Search is getting big again. Will it work this time around?

Programs that search your hard drive have been around for a while, but few of them seem to last. There was Magellan, askSam (OK, still around, sort of), Altavista’s Desktop Search, dtSearch (still going strong) and Enfish (still around, barely breathing). That was in the 1990s. But it’s only recently we’ve seen folk get really excited about the space again: There’s X1, Tukaroo (bought out pre-launch by Ask Jeeves), HotBot Search, and now something called blinkx (thanks, Marjolein, for pointing it out.)

Blinkx was officially launched last month as “a free new search tool that thinks and links for you, eliminates the need for keywords or complex search methods, easily finding the information you seek whether it is on the Web, in the news or buried deep within files on your PC.” In other words, pretty much what the other guys do. I haven’t looked too closely at it, but the main idea, as co-founder Kathy Rittweger puts it, is easy search without the logistics: “By eliminating the mechanics of search, such as keywords or sorting through dozens of unqualified results, we drive users more quickly to their goal: finding something, even if they didn’t know it was there!”

That’s good, and I would have said before that that was the way to go, but nowadays I’m not so sure.
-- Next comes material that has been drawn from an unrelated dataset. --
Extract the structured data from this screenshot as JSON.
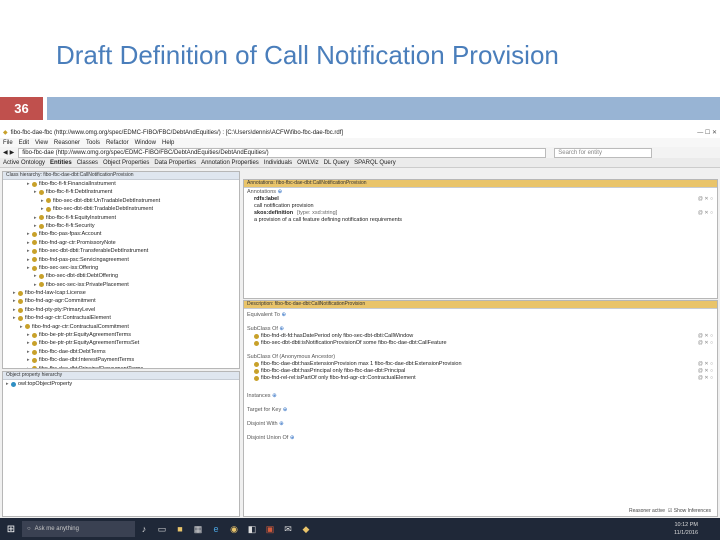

I think that as disk space grows and people’s hard drives become more complex, different users need different grades of configurability. With most of these new search engines pitching to the ‘lite user’ there’s a danger the more serious document hunter gets left behind. It’s actually a simple calculation: Are you aiming at the casual user who is happy to stumble across a few documents they didn’t know they still had, or are you aiming at the user that needs to find all the documents relevant to their search?

Anyway, it’s good to see folk finally seeing this space for what it is: Horribly underserviced, full of missed opportunities and millions of folk lost on their own hard drives. With Google, Microsoft and others about to enter the fray, here’s hoping that we get something really good out of it.

Blogger Gets A New Look

Google has given Blogger a new look, courtesy of a company called Adaptive Path, “the industry’s leading user-experience consultancy”.

It’s not bad, certainly an improvement on the old interface. But is it enough to win over all the folk who have migrated to places like Typepad, which offer many more features? In a news release it’s clear the emphasis has been on ease of use: Evan Williams, co-founder of Blogger, says, “Our goal for this redesign was to enable people who had never even heard of a blog to be publishing their own blog in less than five minutes.”

There are some new features: lots of new templates, comments, permanent pages (rather than just mere chronological archiving) and some other stuff. And, I think, it’s still free.